Thobe and Habodasz – she was a two-sport athlete and a cheerleader at Marion Local – have been friends a long time and after each married and started families, they ended up living in Troy and socializing.
“We talked about it before,” she said. “Both our lives felt perfect, yet something was kind of missing.”
It was the hometown embrace and each eventually ended up back in Maria Stein.
When Thobe got the teaching and coaching job at Fort Loramie in 2010, he and Erica – who’s from nearby Minster – built their home on Voskuhl Road and today their kids are immersed in the sports scene at Marion Local.
Aubrey, who is a senior, and Kinsey, a sophomore, are volleyball and track athletes. Gavin, an 11-year-old sixth grader, is a manager on the Flyers’ football team.
Habodasz returned to Maria Stein after her nephew, 19-year-old Jordan Diller, was one of four local teenagers killed in an auto accident when another driver, who police said was under the influence of alcohol and cocaine, ran a stop sign and hit their car north of St. Sebastian.
“The day it happened I looked at Mike, my husband, and said, ‘I’m gonna have to move back home to help my sister and my parents,’” she said. “’Our family is small and it’s where I need to be.’
“Back then, I saw the way everybody came together for my sister and I thought to myself, ‘If something happened to my family, I’d want to be surrounded by this community, by these people. They look out for you.’”
That’s what’s happening now with the Thobe family in ways big and small.
People regularly drop off meals for them. Others take part in prayer services,
Dan pointed to a box in the corner stuffed with cards.

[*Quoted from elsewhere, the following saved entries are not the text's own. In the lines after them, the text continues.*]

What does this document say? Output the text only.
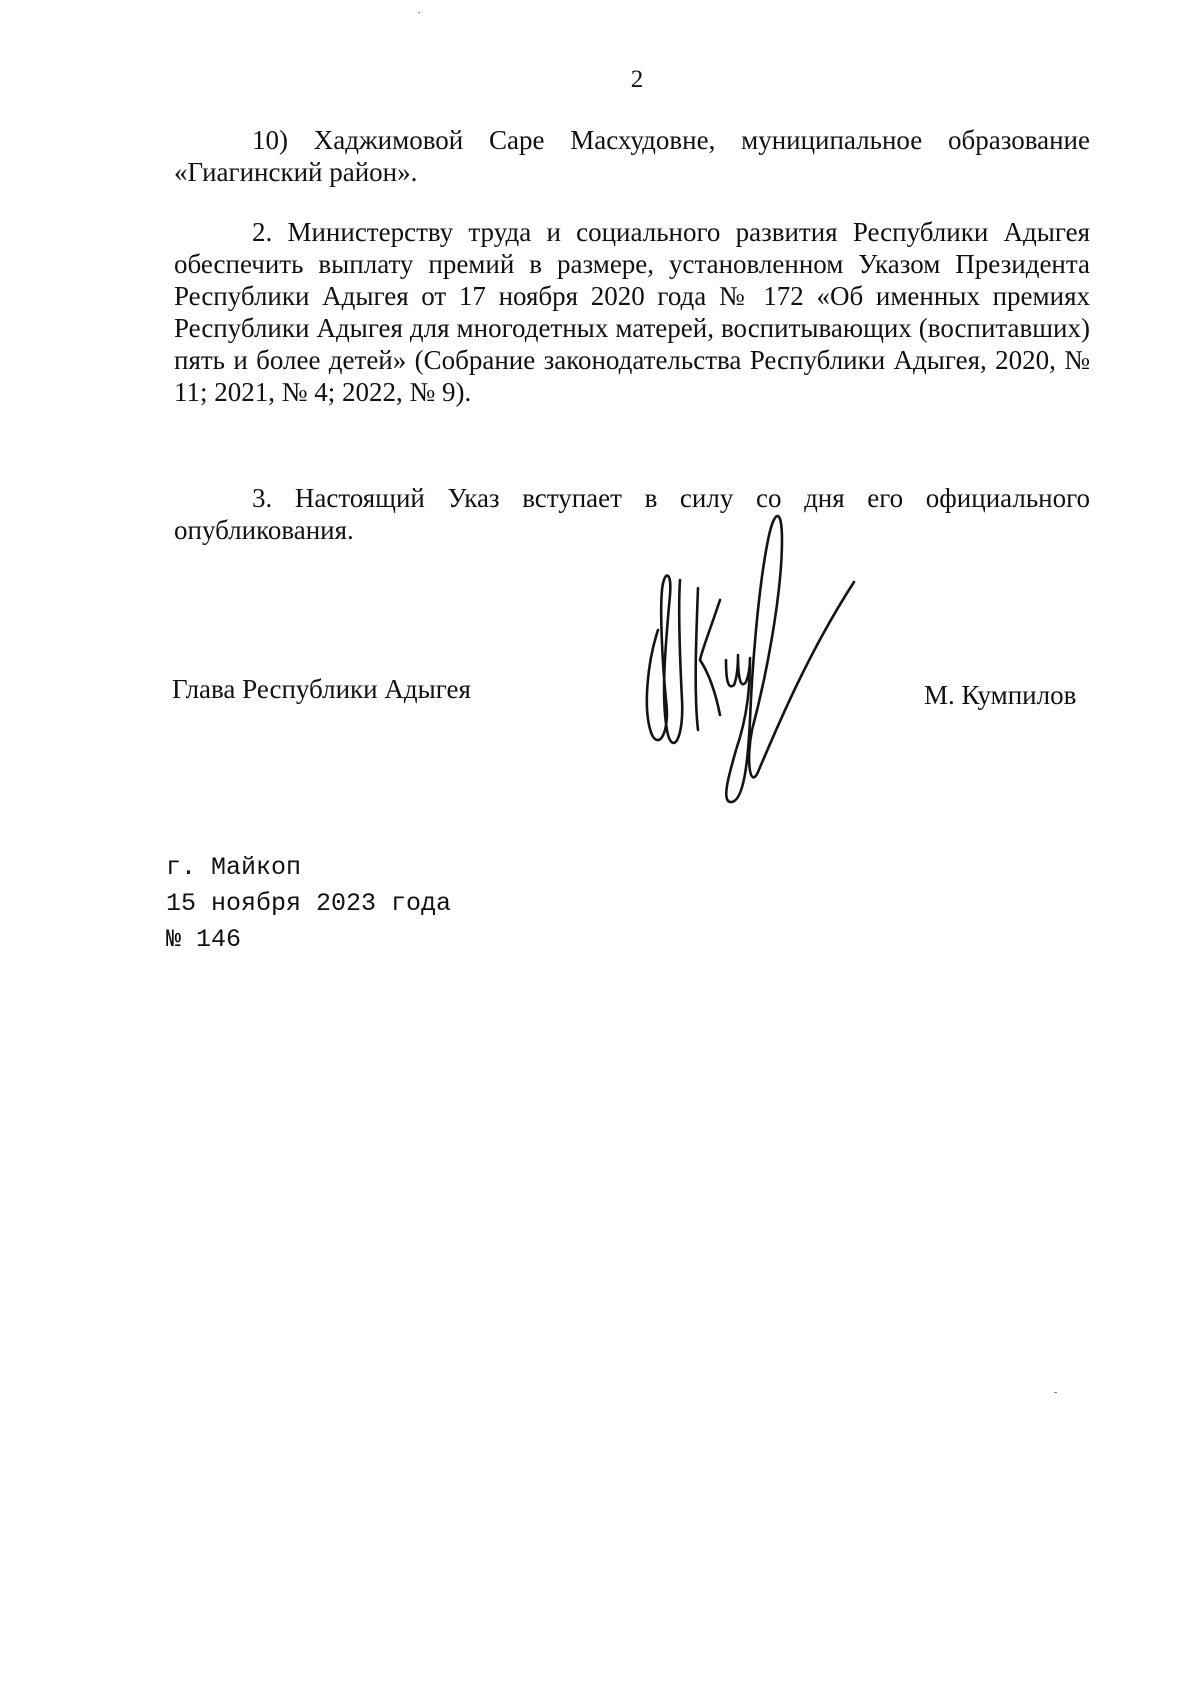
2

10) Хаджимовой Саре Масхудовне, муниципальное образование «Гиагинский район».

2. Министерству труда и социального развития Республики Адыгея обеспечить выплату премий в размере, установленном Указом Президента Республики Адыгея от 17 ноября 2020 года № 172 «Об именных премиях Республики Адыгея для многодетных матерей, воспитывающих (воспитавших) пять и более детей» (Собрание законодательства Республики Адыгея, 2020, № 11; 2021, № 4; 2022, № 9).

3. Настоящий Указ вступает в силу со дня его официального опубликования.

Глава Республики Адыгея	М. Кумпилов
г. Майкоп
15 ноября 2023 года
№ 146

“I’ve gotten tons of cards,” he said. “Some came with Walmart and Kroger (gift) cards. It’s amazing. People just want to do something for you.
“We just got two dozen ears of corn and somebody brought tomatoes and peppers, People give you suggestions to go here and try this. It’s a little overwhelming.”

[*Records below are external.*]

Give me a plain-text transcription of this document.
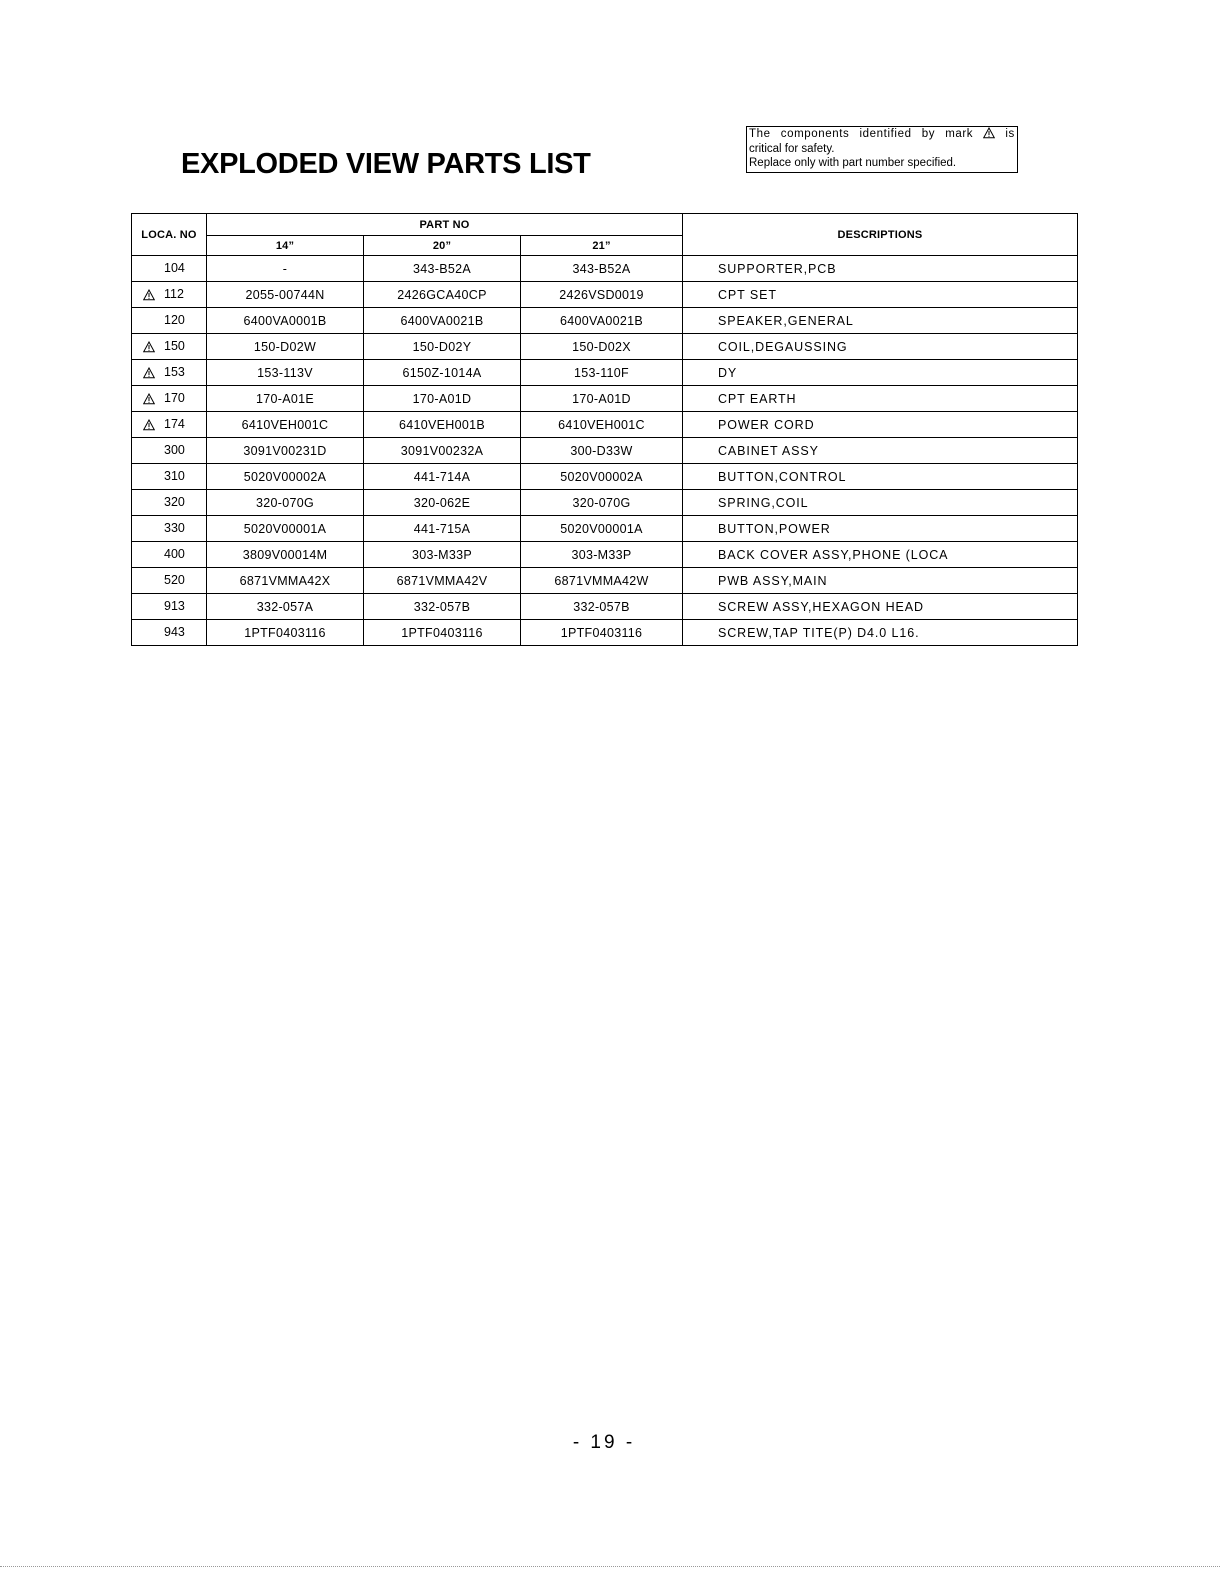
EXPLODED VIEW PARTS LIST
The components identified by mark	is
critical for safety.
Replace only with part number specified.
LOCA. NO	PART NO			DESCRIPTIONS
	14”	20”	21”	

104	-	343-B52A	343-B52A	SUPPORTER,PCB

112	2055-00744N	2426GCA40CP	2426VSD0019	CPT SET

120	6400VA0001B	6400VA0021B	6400VA0021B	SPEAKER,GENERAL

150	150-D02W	150-D02Y	150-D02X	COIL,DEGAUSSING

153	153-113V	6150Z-1014A	153-110F	DY

170	170-A01E	170-A01D	170-A01D	CPT EARTH

174	6410VEH001C	6410VEH001B	6410VEH001C	POWER CORD

300	3091V00231D	3091V00232A	300-D33W	CABINET ASSY

310	5020V00002A	441-714A	5020V00002A	BUTTON,CONTROL

320	320-070G	320-062E	320-070G	SPRING,COIL

330	5020V00001A	441-715A	5020V00001A	BUTTON,POWER

400	3809V00014M	303-M33P	303-M33P	BACK COVER ASSY,PHONE (LOCA

520	6871VMMA42X	6871VMMA42V	6871VMMA42W	PWB ASSY,MAIN

913	332-057A	332-057B	332-057B	SCREW ASSY,HEXAGON HEAD

943	1PTF0403116	1PTF0403116	1PTF0403116	SCREW,TAP TITE(P) D4.0 L16.
- 19 -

While he appreciates it, he gets uncomfortable at times.
“One day I want to give all this back,” he said. “I want to help people.”

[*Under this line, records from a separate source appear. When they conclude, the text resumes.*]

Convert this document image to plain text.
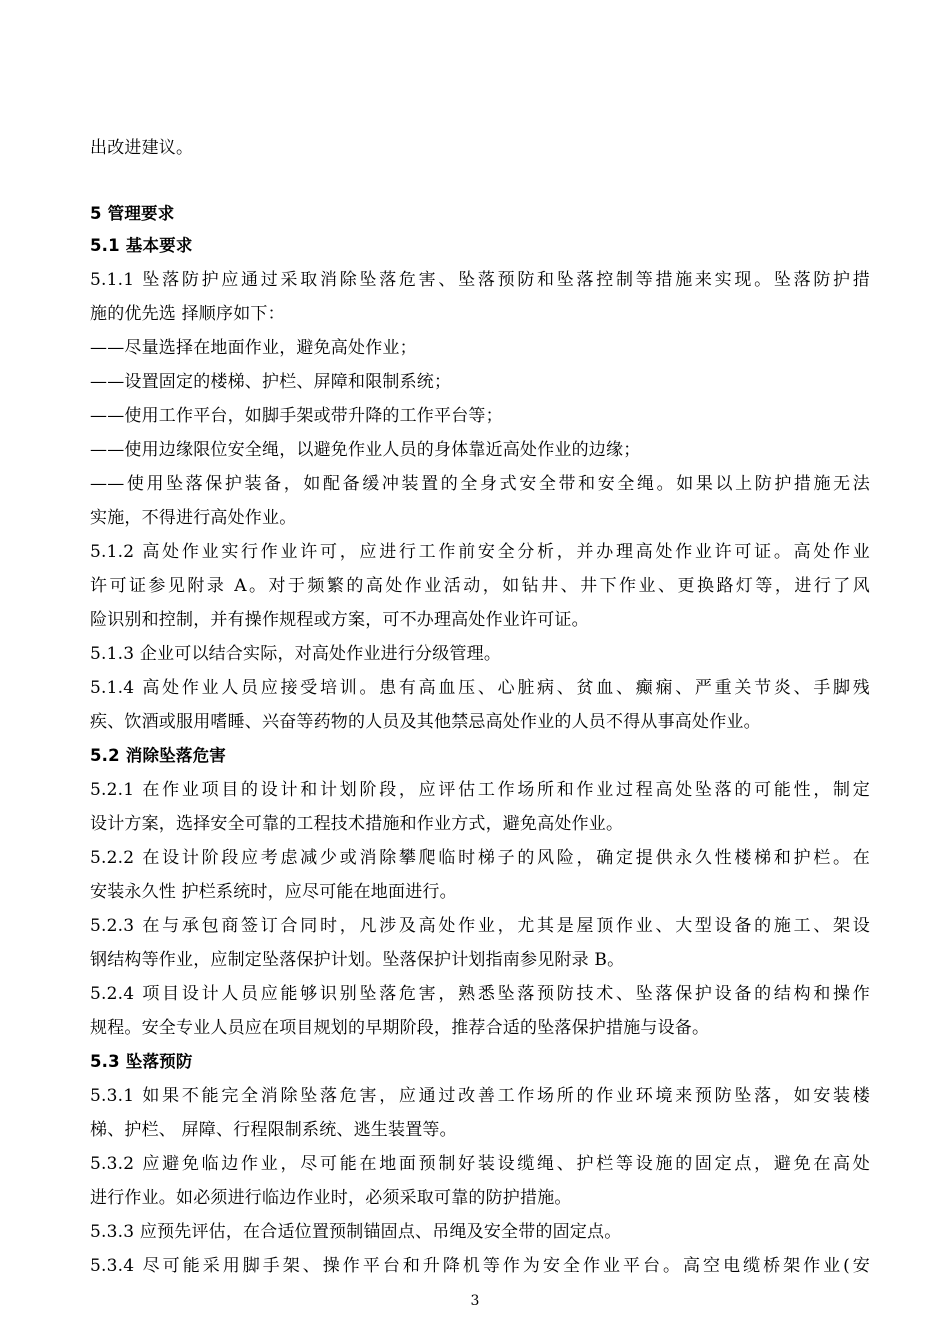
出改进建议。
5 管理要求
5.1 基本要求
5.1.1 坠落防护应通过采取消除坠落危害、坠落预防和坠落控制等措施来实现。坠落防护措
施的优先选 择顺序如下：
——尽量选择在地面作业，避免高处作业；
——设置固定的楼梯、护栏、屏障和限制系统；
——使用工作平台，如脚手架或带升降的工作平台等；
——使用边缘限位安全绳，以避免作业人员的身体靠近高处作业的边缘；
——使用坠落保护装备，如配备缓冲装置的全身式安全带和安全绳。如果以上防护措施无法
实施，不得进行高处作业。
5.1.2 高处作业实行作业许可，应进行工作前安全分析，并办理高处作业许可证。高处作业
许可证参见附录 A。对于频繁的高处作业活动，如钻井、井下作业、更换路灯等，进行了风
险识别和控制，并有操作规程或方案，可不办理高处作业许可证。
5.1.3 企业可以结合实际，对高处作业进行分级管理。
5.1.4 高处作业人员应接受培训。患有高血压、心脏病、贫血、癫痫、严重关节炎、手脚残
疾、饮酒或服用嗜睡、兴奋等药物的人员及其他禁忌高处作业的人员不得从事高处作业。
5.2 消除坠落危害
5.2.1 在作业项目的设计和计划阶段，应评估工作场所和作业过程高处坠落的可能性，制定
设计方案，选择安全可靠的工程技术措施和作业方式，避免高处作业。
5.2.2 在设计阶段应考虑减少或消除攀爬临时梯子的风险，确定提供永久性楼梯和护栏。在
安装永久性 护栏系统时，应尽可能在地面进行。
5.2.3 在与承包商签订合同时，凡涉及高处作业，尤其是屋顶作业、大型设备的施工、架设
钢结构等作业，应制定坠落保护计划。坠落保护计划指南参见附录 B。
5.2.4 项目设计人员应能够识别坠落危害，熟悉坠落预防技术、坠落保护设备的结构和操作
规程。安全专业人员应在项目规划的早期阶段，推荐合适的坠落保护措施与设备。
5.3 坠落预防
5.3.1 如果不能完全消除坠落危害，应通过改善工作场所的作业环境来预防坠落，如安装楼
梯、护栏、 屏障、行程限制系统、逃生装置等。
5.3.2 应避免临边作业，尽可能在地面预制好装设缆绳、护栏等设施的固定点，避免在高处
进行作业。如必须进行临边作业时，必须采取可靠的防护措施。
5.3.3 应预先评估，在合适位置预制锚固点、吊绳及安全带的固定点。
5.3.4 尽可能采用脚手架、操作平台和升降机等作为安全作业平台。高空电缆桥架作业(安
3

While he still does help others, much of his time now must be spent helping himself.
His diet is now fruit and vegetables, but no meat or dairy products. He said he tries to drink 13 to 16 cups of juice every day, which means he’s juicing carrots, celery and plenty of other vegetables and fruit.
He takes the antiepileptic drug Keppra to stave off some mini seizures he experienced, adheres to a daily exercise regimen – push-ups, squats, triceps extensions and 30 to 60 minutes of running and walking – and he does a lot of praying.
“No. 1 in all this is the Good Lord,” he said. “He’s got the final say and I’m putting my faith in him.”
Thobe said he prays in the morning, tries to say a rosary once or twice a day, as well, and goes to the Maria Stein Shrine of the Holy Relics for its twice a week prayer service.
“Should I be hitting the hospitals more and doing the medical route?” he said. “Well, we got conflicting treatments at the beginning, so we’re taking this path now and I’ll go back at the end of the month for a check-up.”
In the meantime he tries to keep up as much of his normal schedule as he can.
“A lot of people faced with this would have been brought to their knees, but not Dan,” Kelly Pleiman said. “He rolls with it. He’s full of positive energy. He’s full of life.”
He’s coaching at one of the two-a-day sessions right now. He weathered the withering heat at the Country Concert in Fort Loramie last month and, in a couple of weeks, he’ll be back in the classroom at Marion Local, teaching four classes of high school geometry and an eighth grade algebra class, too.
“When this happens to you, you have a choice,” he said. “You can say, ‘Oh, I’m pretty much done. This is over for me!’ Or you can say, ‘I’m gonna do what I can because I’ve got a lot more to give. I love people and want to make a difference for them.
“I want to live so I’ve just got to keep praying and talking to the Good Lord. And I’ve got to keep fighting.”